The private company that ran an NHS learning disability hospital hit by revelations of staff abuse of vulnerable patients had been under scrutiny from the authorities over safety and safeguarding issues for months, it has emerged.
A catalogue of physical and emotional abuses of patients at the women-only Yew Trees unit in Essex was revealed by the Care Quality Commission (CQC) on Wednesday after an inspection triggered by CCTV footage of staff mistreating patients.
A CQC report said its inspectors had witnessed “abusive, disrespectful, intimidating, aggressive and inappropriate behaviour” by staff towards patients, including kicking, slapping and shoving, as well as failure to follow restraint guidelines.
Yew Trees’ owner, Cygnet Healthcare, also operated Whorlton Hall, a learning disability hospital closed down in May last year after a damning BBC Panorama investigation showed staff intimidating, mocking and restraining patients.
The Yew Trees revelations, the latest in a string of abuse scandals involving care of inpatients with learning disabilities, prompted campaigners to call for urgent action to meet longstanding government commitments to move patients into community settings.
“This latest shocking example of abuse again shows the dangers that these modern-day asylums pose to the 2,100 people with a learning disability and/or autism who continue to be locked away, despite government promises to transform care and support people in their communities,” said Mencap’s head of policy, Dan Storer.
The Yew Trees abuse came to light after Cygnet identified two abusive incidents on CCTV footage in July. Eight staff members were suspended and four have since been dismissed. The incidents were reported to the CQC and to Essex police, and the unit has been shut down.
Although the CQC inspection found some examples of good practice, it said staff did not report abuse or safeguarding concerns. Reasons included “a belief that managers did not take concerns seriously and did not act due to favouritism”. Some staff feared repercussion if they spoke out, it said.
In a statement, Cygnet Healthcare said the CQC’s findings were “not reflective of Cygnet as a whole”. It added: “The safety and wellbeing of the people in our care is our absolute priority, and we are appalled by the actions of this small minority of staff at Yew Trees.”
Analysis of CQC reports, however, shows that Yew Trees was issued with warnings over breaches of safety regulations more than a year ago and placed in special measures in December.

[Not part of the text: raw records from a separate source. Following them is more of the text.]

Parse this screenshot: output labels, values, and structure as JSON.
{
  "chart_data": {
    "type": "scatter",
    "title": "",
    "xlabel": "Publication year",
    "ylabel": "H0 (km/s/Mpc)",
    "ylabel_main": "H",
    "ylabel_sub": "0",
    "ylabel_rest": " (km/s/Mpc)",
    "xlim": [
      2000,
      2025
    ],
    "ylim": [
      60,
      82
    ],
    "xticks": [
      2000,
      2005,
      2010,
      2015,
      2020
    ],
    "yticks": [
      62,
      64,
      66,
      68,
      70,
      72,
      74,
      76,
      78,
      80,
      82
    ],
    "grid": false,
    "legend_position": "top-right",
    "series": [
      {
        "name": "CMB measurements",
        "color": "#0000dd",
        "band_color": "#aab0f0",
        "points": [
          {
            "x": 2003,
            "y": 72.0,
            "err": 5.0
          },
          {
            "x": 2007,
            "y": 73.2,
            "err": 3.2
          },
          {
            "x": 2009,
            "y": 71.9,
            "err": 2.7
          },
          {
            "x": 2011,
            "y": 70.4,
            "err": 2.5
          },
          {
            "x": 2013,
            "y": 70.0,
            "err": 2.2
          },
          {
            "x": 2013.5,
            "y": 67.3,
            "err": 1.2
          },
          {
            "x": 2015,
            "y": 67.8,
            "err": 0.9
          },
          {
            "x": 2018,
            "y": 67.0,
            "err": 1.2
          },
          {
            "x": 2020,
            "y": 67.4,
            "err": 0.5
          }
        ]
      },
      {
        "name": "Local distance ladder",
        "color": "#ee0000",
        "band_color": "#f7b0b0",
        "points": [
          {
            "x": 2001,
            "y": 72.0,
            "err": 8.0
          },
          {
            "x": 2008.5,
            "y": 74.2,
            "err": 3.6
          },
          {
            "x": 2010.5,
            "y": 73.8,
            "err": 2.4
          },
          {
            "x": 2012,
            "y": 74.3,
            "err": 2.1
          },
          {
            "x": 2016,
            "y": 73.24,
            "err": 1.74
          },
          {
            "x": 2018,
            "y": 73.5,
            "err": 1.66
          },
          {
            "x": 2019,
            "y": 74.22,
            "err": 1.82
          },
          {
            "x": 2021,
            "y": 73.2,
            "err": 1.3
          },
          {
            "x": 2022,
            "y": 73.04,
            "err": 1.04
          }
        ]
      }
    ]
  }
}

A wide-ranging investigation into Cygnet Healthcare that reported in January found “serious concerns” with leadership and governance, and shortcomings in frontline care.
A routine CQC inspection carried out in January and published in April rated the facility as “inadequate” in part because of safety and quality concerns, and because it had failed to meet previous demands for improvement, although it also concluded that “staff were discreet, respectful, and responsive when caring for patients”.
The majority of Cygnet Healthcare services are NHS-funded, according to the CQC. The company had an income of about £334m in 2017, on which it made an operating profit of about £40m.
The government promised in 2015 to reduce the numbers of learning-disabled people in NHS inpatient facilities by 35-50% by 2019. It missed this target and a subsequent 2020 target and aims to reduce numbers by 50% from 2015 levels by the end of March 2024.